After watching Wendy and Lucy, Heather and I wondered if it might be more interesting to Koreans who don't know know a lot about life in America. Frozen River received the most applause of any film I saw at PIFF this year, but that might simply be because it has a suspenseful storyline. Personally, I was a bit disappointed that it didn't show more of what life is like on a First Nations reserve, a subject that white North Americans don't know much about. Still, the film is never less than gripping and the performances by the two leads are superb, so for that it's worth seeing.
Jean-Pierre and Luc Dardenne have been making films since the 1970s, mostly documentaries for Belgian TV, but they only became well known internationally with La Promesse (1996), their third feature after Falsch (1987) and Je pense à vous (1992). La Promesse was the first film of theirs I saw, and it took me completely by surprise. If their three subsequent films--Rosetta (1999), Le Fils (2002) and L'Enfant (2005)--lack the same thrill of discovery, all three are nonetheless gripping and visceral dramas at a uniformly high standard of quality.
Le Silence de Lorna isn't as harrowing as the Dardennes' previous films, and they seem to know this as the handheld camerawork is comparatively relaxed and steady. It's about an Albanian woman, Lorna (Arta Dobroshi), who marries a Belgian drug addict, Claudy (Jérémie Renier), to get citizenship. After she gets her citizenship card, she needs a divorce so she can marry a Russian who also wants Belgian citizenship. She asks Claudy to hit her in order to speed up the process, but he doesn't want to have battery on his record. A junkie and a thief is one thing, but a wife beater is something else entirely. Though compelling, the film lacks the urgency of L'Enfant in which Renier played a teenager who sells his newborn son on the black market. It's a good film by filmmakers from whom we've come to expect greatness.
Götz Spielmann's Revanche is a curiously laid back film about sex workers, bank robberies and revenge. Alex (Johannes Krisch) works in a Vienna brothel where his Ukrainian girlfriend, Tamara (Irina Potapenko), is employed as a prostitute. Her pimp, Konecny (Hanno Pöschl), wants to move her into an apartment where she can service businessmen and politicians. To me this sounds like a promotion, but Tamara turns down the offer and Alex helps her escape from her hotel room. In a small town in the country, Alex robs a bank, leaving Tamara sitting in a parked car. Coincidentally, Robert (Andreas Lust), a police officer, happens to be walking by and notices the illegally parked car. After the robbery, Alex hides out at his father's farm not far from the town. Robert and his wife, Susanne (Ursula Strauss), live nearby and Alex begins to think of revenge.

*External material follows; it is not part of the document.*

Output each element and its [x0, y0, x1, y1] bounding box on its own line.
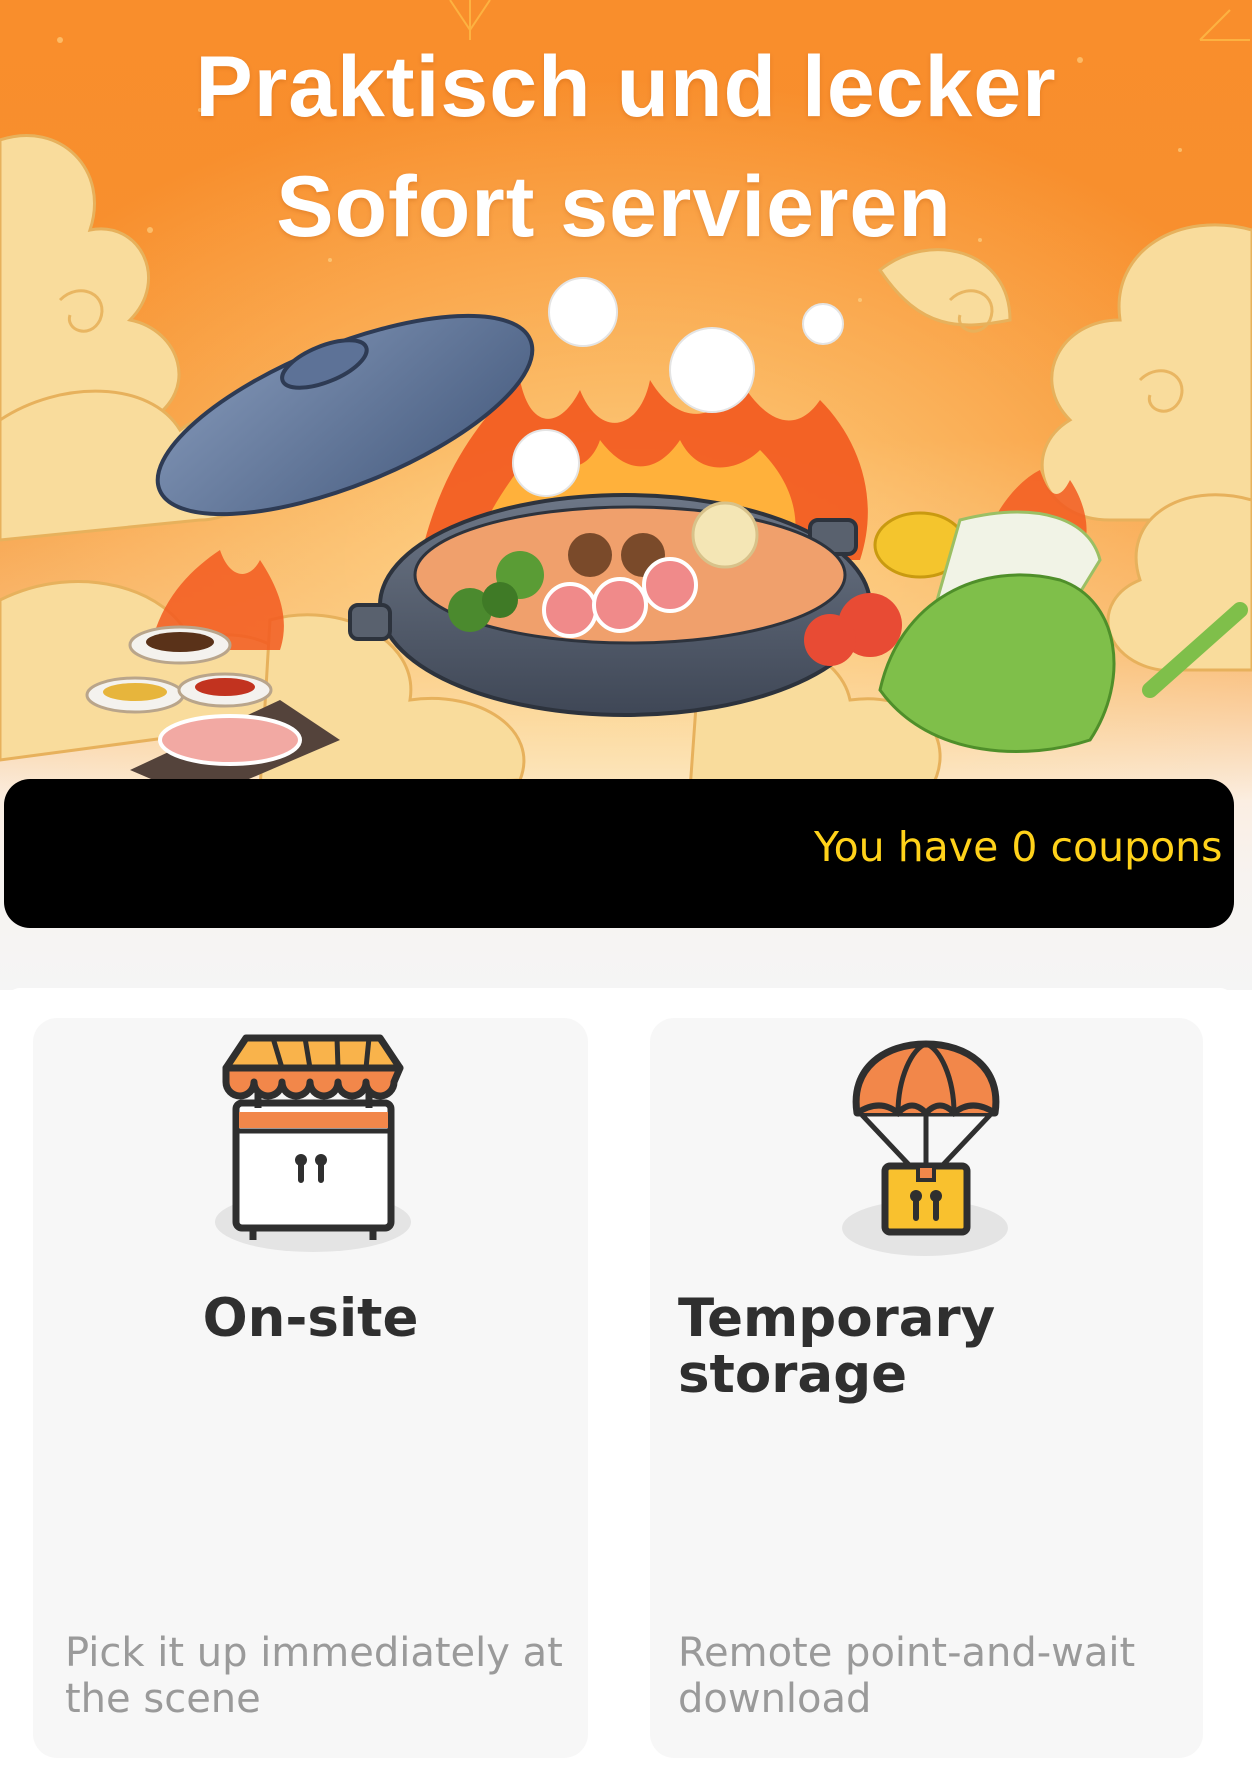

What he doesn't know is that Robert is overcome with guilt. Like Atom Egoyan's Adoration, the film shows how anger can blind us to the pain of others.
The comparison with Frozen River is instructive. In that film, Ray and Lila commit a crime and have to face the consequences. Here, there's never any suspense about whether or not Alex will be caught for robbing the bank. (We never see the police following leads or doing much of anything.) The pace is leisurely and the ending deliberately anti-climatic. Its focus is on character more than plot, and the real meat of the film are the interactions between Alex and Susanne. As a result, the story is never as harrowing.
However, it's a much more attractive film than Frozen River, using high contrast, desaturated film stock that pushes the lights to pure white and the darks to pure black. This is a movie that could only have been shot on film.